Douglas Dick, principal of LDa Architects and Interiors of Cambridge and Chatham renovated a nineteenth-century Hyannisport cottage

Photo by Sean Litchfield

One of the goals for the renovation was to keep the impact on the front of the house minimal. From where the original, poorly placed staircase stood, to the back of the house, the structure was rebuilt from the foundation up, its integrity having been compromised by a series of what Dick calls, “bad additions.” A second staircase, linking the kitchen to an upstairs bathroom, was removed altogether. The second floor master bedroom, one of only two bedrooms in the original cottage, had been squeezed into a small space, while the back half of the second floor was used as storage. Mirroring elements from the front half of the house, Dick transformed that attic space into a master suite by adding 45-degree bays and raising the roof, literally, with a new tower element. “If not for the bays,” he says, “the bed would fill up the entire room.” A third bedroom was added, as was a third bathroom, all of which were outfitted in Waterworks tile in configurations the wife designed.

Douglas Dick, principal of LDa Architects and Interiors of Cambridge and Chatham renovated a nineteenth-century Hyannisport cottage

Photo by Sean Litchfield

The original kitchen may have been serviceable in its day, especially given that guests of the Swiss Cottage Colony enjoyed meals in a common dining hall, but it in no way could accommodate the nightly preparation of the fresh vegetables from the family garden, or the catch of the day the husband, an avid fisherman, brings home. Just to reach the kitchen was an ordeal in itself and required one to pass through three doors.

The new L-shaped kitchen is both functional for every day use and perfect for entertaining, especially when the large pocket doors of the husband’s office are opened to proffer guests additional seating. Colorful fishing flies, which now hang here and there in the home, are expected to take over the office desk as the husband moves into full retirement. The kitchen’s Shaker-style cabinets reflect the wife’s preference for simplicity. “I like to edit rather than add,” she says, explaining her current design style. In selecting the marble for the island and counters, she could not help but fall for one called “Storm at Sea.” Dick extols its practical virtues: “It has a leather-finish texture, which is really lovely and functional. Dark marble often shows rings, but because of the textural surface, this marble avoids those foibles. It is a beautiful material and feels great.” Adding even more beauty to the kitchen is the breakfast nook, cozying up in the same spot as its predecessor. From this little bay, the couple can sip their coffee while watching graceful sailboats floating toward the Sound.

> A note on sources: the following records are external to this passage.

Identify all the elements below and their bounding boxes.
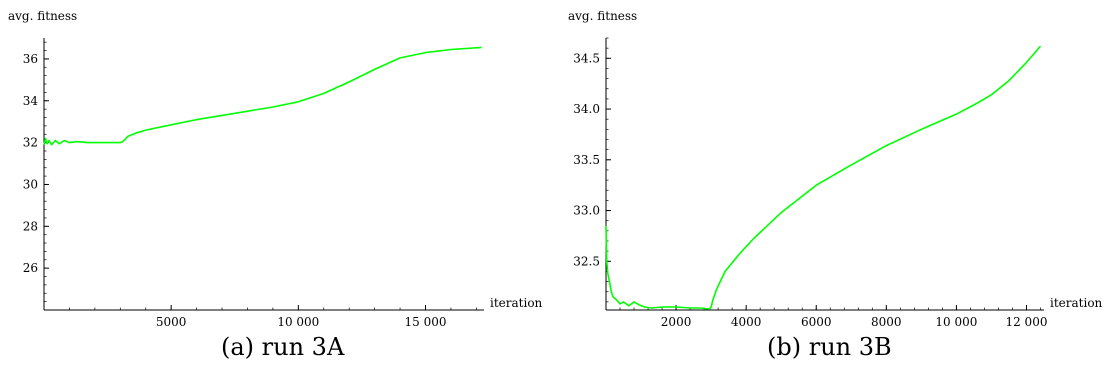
- x-tick-label: 5000: [156, 315, 187, 329]
- y-tick-label: 33.5: [573, 153, 600, 167]
- chart-caption: (a) run 3A: [221, 333, 345, 361]
- y-tick-label: 36: [23, 52, 38, 66]
- y-tick-label: 26: [23, 261, 38, 275]
- chart-run-3a: 5000 10 000 15 000 26 28 30 32 34 36 avg. fitness…: [8, 9, 543, 329]
- chart-run-3b: 2000 4000 6000 8000 10 000 12 000 32.5 33.0 33.5…: [568, 9, 1103, 329]
- y-tick-label: 32.5: [573, 254, 600, 268]
- chart-panel-run-3a: 5000 10 000 15 000 26 28 30 32 34 36 avg. fitness…: [0, 0, 545, 375]
- x-tick-label: 15 000: [405, 315, 447, 329]
- x-tick-label: 10 000: [935, 315, 977, 329]
- chart-panel-run-3b: 2000 4000 6000 8000 10 000 12 000 32.5 33.0 33.5…: [560, 0, 1107, 375]
- y-tick-label: 32: [23, 136, 38, 150]
- x-axis-title: iteration: [490, 296, 543, 310]
- y-tick-label: 34: [23, 94, 39, 108]
- x-tick-label: 10 000: [277, 315, 319, 329]
- x-tick-label: 12 000: [1005, 315, 1047, 329]
- chart-caption: (b) run 3B: [767, 333, 892, 361]
- y-tick-label: 34.0: [573, 102, 600, 116]
- y-tick-label: 34.5: [573, 51, 600, 65]
- series-line: [605, 45, 1042, 310]
- series-line: [43, 46, 482, 146]
- x-tick-label: 8000: [871, 315, 902, 329]
- x-tick-label: 6000: [801, 315, 832, 329]
- y-tick-label: 33.0: [573, 204, 600, 218]
- x-axis-title: iteration: [1050, 296, 1103, 310]
- y-tick-label: 28: [23, 219, 38, 233]
- y-axis-title: avg. fitness: [568, 9, 637, 23]
- y-axis-title: avg. fitness: [8, 9, 77, 23]
- y-tick-label: 30: [23, 177, 38, 191]
- x-tick-label: 4000: [731, 315, 762, 329]
- x-tick-label: 2000: [661, 315, 692, 329]
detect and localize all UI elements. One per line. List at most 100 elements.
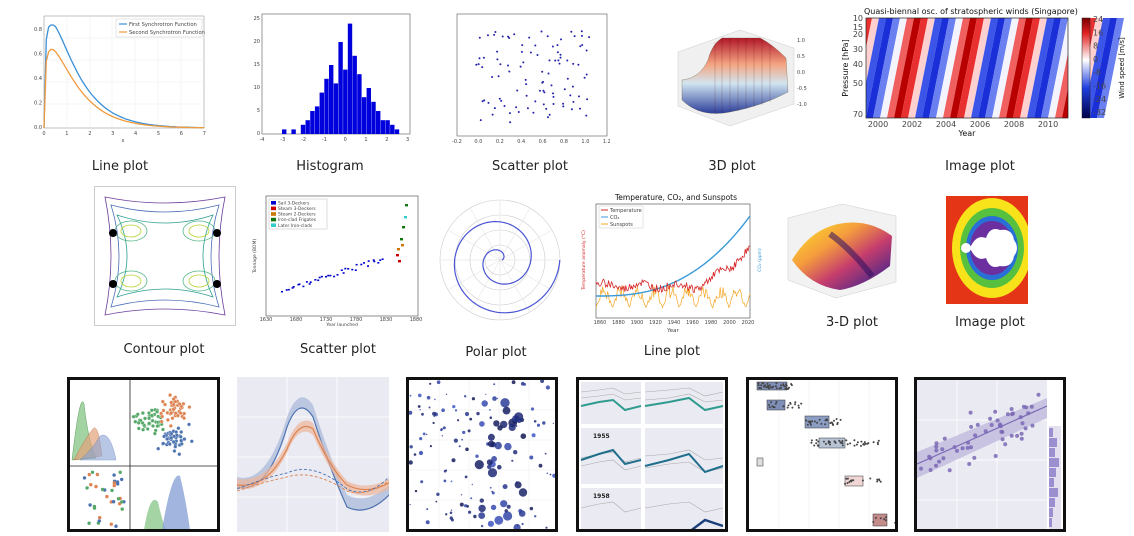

A small porch off the kitchen and a circular brick terrace, painstakingly laid out by hardscape contractor Gary Blondin, are new additions, perfect for intimate gatherings, but when the extended family and friends come together, an antique barn standing in the midst of the shared lawn shifts from storage space to special events venue. Another addition to this part of the house is a spacious laundry and mudroom, one of the key requests for the renovation. The new draping rooflines that shelter all of these spaces give the back half of the house the same captivating architectural interest enjoyed by the front.

Dick’s directive in updating the home included respecting its “wonderful diminutive scale,” and when it came time to furnish the new spaces, the clients chose cottage-size pieces that are big on charm. Some came from their global travels, like the petite Korean apothecary in the second -floor hall and the Asian chest sitting under a painting by English painter Haydn Cornner in the living room. Others are hand-me-downs, like several of the lamps that came from the wife’s grandmother’s cottage. A few items were picked up from Ebay, and still others, like some of the bureaus the wife had stripped and refinished by Dip ’N Strip in Hyannis, were left by the previous owners. The couple already owned many of the couches and chairs, but they received new life when reupholstered by Cape Cod Upholstery Shop in South Dennis.

The cottage’s square footage did not change much, but its character and convenience were decidedly enhanced. “This was not a project with big gestures,” says Dick. “We restored shine to a traditional cottage.”